Le directeur de la photographie, Joseph MacDonald,
a fait un remarquable travail sur le tournage de La Ville abandonnée de William Wellman (Yellow Sky/1948). Utilisant parfaitement la topographie des Alabama
Hills (Californie), il réussit, en jouant sur les pleins et les vides, à
traduire autant l’ouverture que l’écrasement auxquels sont confrontés les
personnages évoluant dans un espace aride et rocailleux, alors que le ciel
apparaît aussi vide qu’immense. Entre désert et montagnes, les Alabama Hills
sont des formations rocheuses aux pieds de la Sierra Nevada qui ont servi de
cadre à des centaines de films.
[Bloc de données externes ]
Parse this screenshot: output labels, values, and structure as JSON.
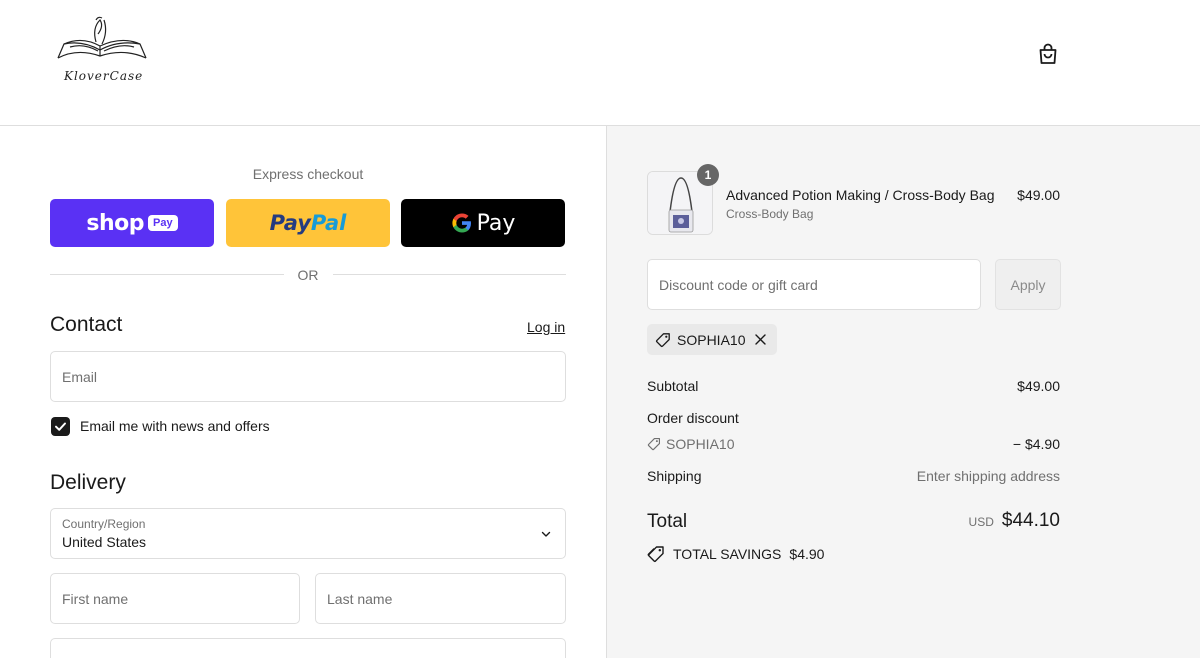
{
  "header": {
    "logo_text": "KloverCase",
    "cart_icon": "shopping-bag-icon"
  },
  "express": {
    "title": "Express checkout",
    "shop_pay": {
      "word": "shop",
      "pay": "Pay"
    },
    "paypal": {
      "part1": "Pay",
      "part2": "Pal"
    },
    "gpay": {
      "g": "G",
      "word": "Pay"
    },
    "or": "OR"
  },
  "contact": {
    "title": "Contact",
    "login": "Log in",
    "email_placeholder": "Email",
    "newsletter_label": "Email me with news and offers",
    "newsletter_checked": true
  },
  "delivery": {
    "title": "Delivery",
    "country_label": "Country/Region",
    "country_value": "United States",
    "first_name_placeholder": "First name",
    "last_name_placeholder": "Last name"
  },
  "summary": {
    "product": {
      "quantity": "1",
      "name": "Advanced Potion Making / Cross-Body Bag",
      "variant": "Cross-Body Bag",
      "price": "$49.00"
    },
    "discount_placeholder": "Discount code or gift card",
    "apply_label": "Apply",
    "applied_code": "SOPHIA10",
    "subtotal_label": "Subtotal",
    "subtotal_value": "$49.00",
    "order_discount_label": "Order discount",
    "discount_code": "SOPHIA10",
    "discount_value": "− $4.90",
    "shipping_label": "Shipping",
    "shipping_value": "Enter shipping address",
    "total_label": "Total",
    "currency": "USD",
    "total_value": "$44.10",
    "savings_label": "TOTAL SAVINGS",
    "savings_value": "$4.90"
  },
  "colors": {
    "shop_pay": "#5a31f4",
    "paypal": "#ffc439",
    "gpay": "#000000",
    "summary_bg": "#f5f5f5"
  }
}
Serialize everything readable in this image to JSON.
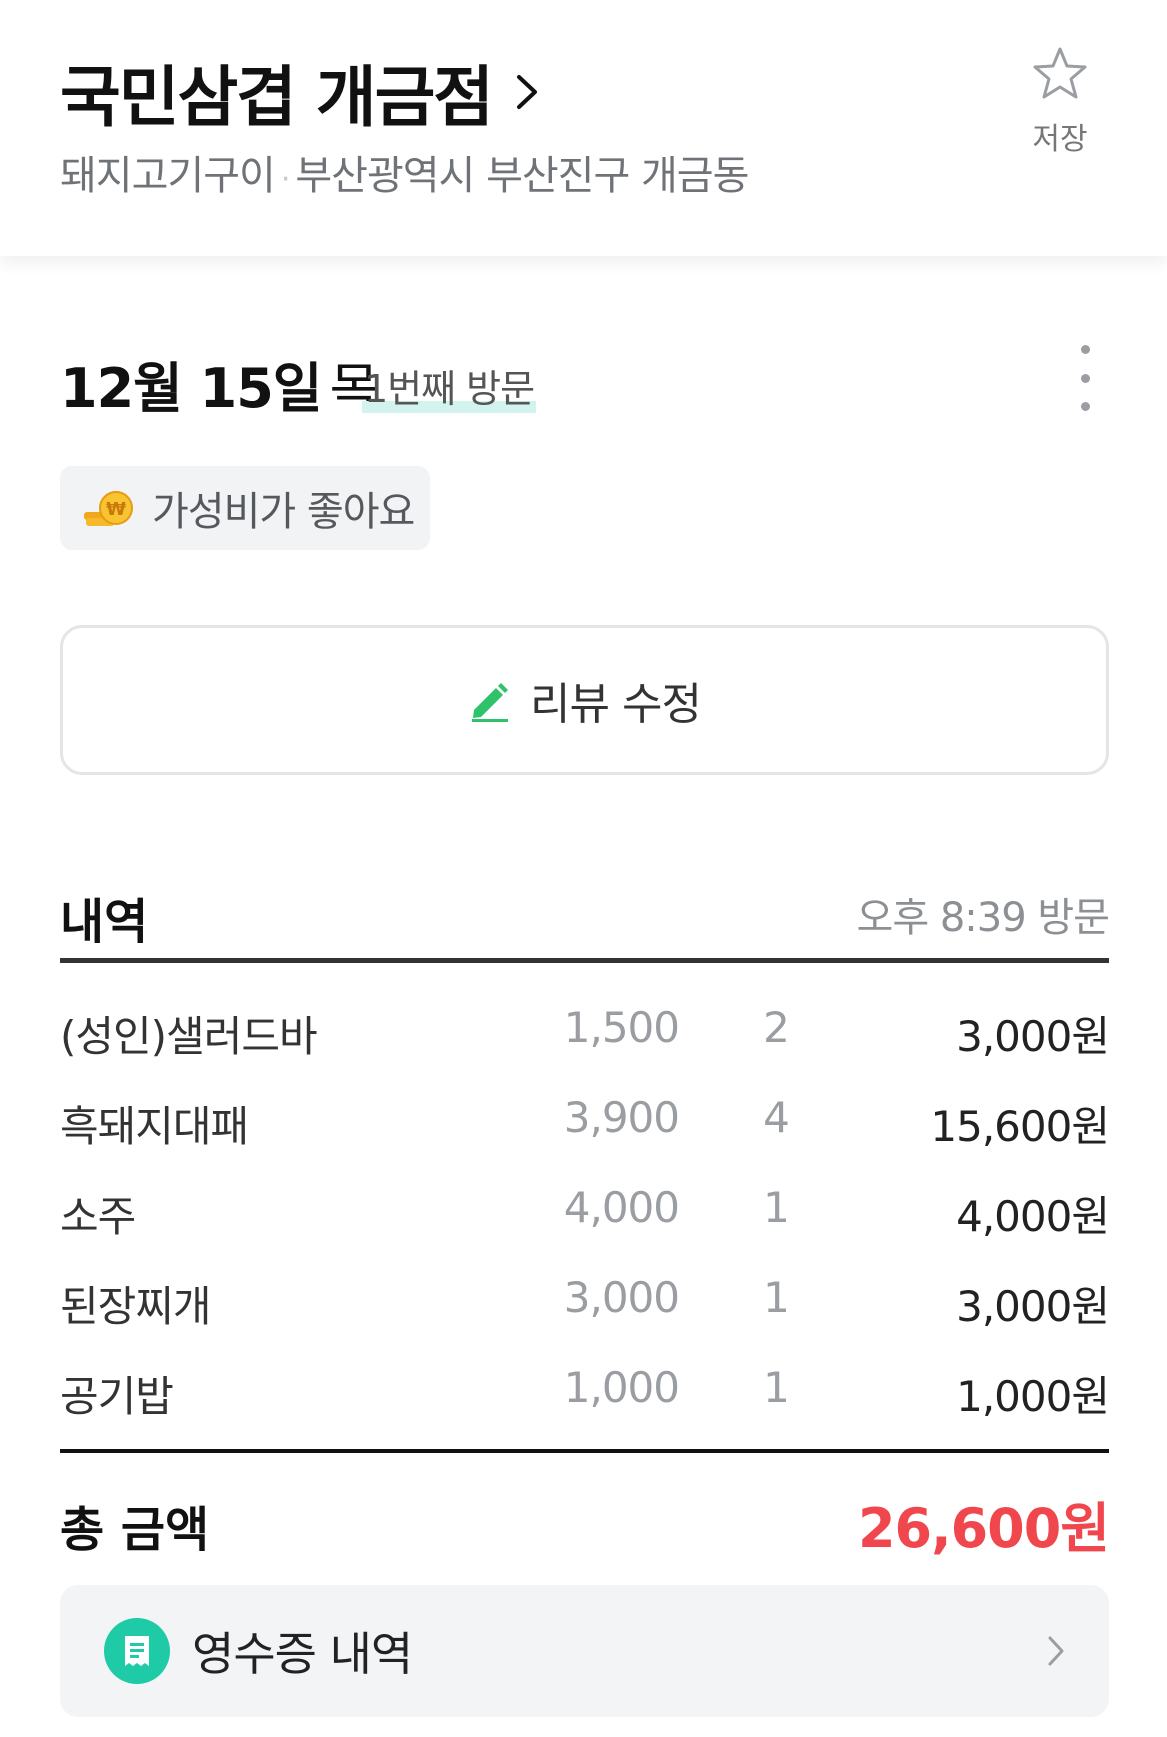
{
  "store": {
    "name": "국민삼겹 개금점",
    "category": "돼지고기구이",
    "separator": "·",
    "address": "부산광역시 부산진구 개금동",
    "save_label": "저장"
  },
  "visit": {
    "date": "12월 15일",
    "weekday": "목",
    "count_label": "1번째 방문"
  },
  "review": {
    "tag": "가성비가 좋아요",
    "edit_label": "리뷰 수정"
  },
  "detail": {
    "title": "내역",
    "time": "오후 8:39 방문",
    "items": [
      {
        "name": "(성인)샐러드바",
        "price": "1,500",
        "qty": "2",
        "amount": "3,000원"
      },
      {
        "name": "흑돼지대패",
        "price": "3,900",
        "qty": "4",
        "amount": "15,600원"
      },
      {
        "name": "소주",
        "price": "4,000",
        "qty": "1",
        "amount": "4,000원"
      },
      {
        "name": "된장찌개",
        "price": "3,000",
        "qty": "1",
        "amount": "3,000원"
      },
      {
        "name": "공기밥",
        "price": "1,000",
        "qty": "1",
        "amount": "1,000원"
      }
    ],
    "total_label": "총 금액",
    "total_value": "26,600원"
  },
  "receipt": {
    "label": "영수증 내역"
  },
  "icons": {
    "chevron": "chevron-right-icon",
    "star": "star-outline-icon",
    "more": "more-vertical-icon",
    "coin": "coins-won-icon",
    "pencil": "pencil-icon",
    "receipt": "receipt-icon"
  },
  "colors": {
    "accent_green": "#1fcaa6",
    "pencil_green": "#2ec36b",
    "total_red": "#f0474e"
  }
}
Un autre réalisateur, Bud Boetticher, en fera
même son cadre de prédilection en y tournant pas moins de onze westerns dont
quatre avec Randolph Scott (Sept hommes à
abattre/Seven men from Now, 1956 –
L’Homme de l’Arizona/The Tall T, 1957 – La
Chevauchée de la vengeance/Ride Lonesome, 1959 et Comanche Station, 1960). À l’instar de Monument Valley pour John
Ford, certains paysages sont ainsi indissociablement liés à ces cinéastes. Ce
n’est pas le cas pour William A. Wellman qui, outre La Ville abandonnée n’a, quant à lui, tourné qu’un autre film dans
ce décor (L’Étrange incident/The Ox-Bow
Incident, 1943).
Un homme court (ici de dos James Dawson/Gregory
Peck), poursuivi par une bande de malfrats qui veulent, comme dans tout bon
western qui se respecte, l’envoyer ad patres. Il s’engage dans un défilé pour
parvenir à grandes enjambées au sommet de la butte et disparaître derrière
elle, comme happé par le ciel qui le surplombe. La mort est derrière lui,
tenace, sournoise, avide comme un busard. Les deux escarpements qui dominent la silhouette sont
en partie noyés dans l’ombre, et les éperons rocheux qui encadrent la faille sont
autant de sentinelles silencieuses, indifférentes au fugitif et à la tragédie
qui est en train de se jouer. L’âpreté du décor souligne la lutte sans merci à
laquelle se livrent les protagonistes. La nature est répulsive et donc hostile.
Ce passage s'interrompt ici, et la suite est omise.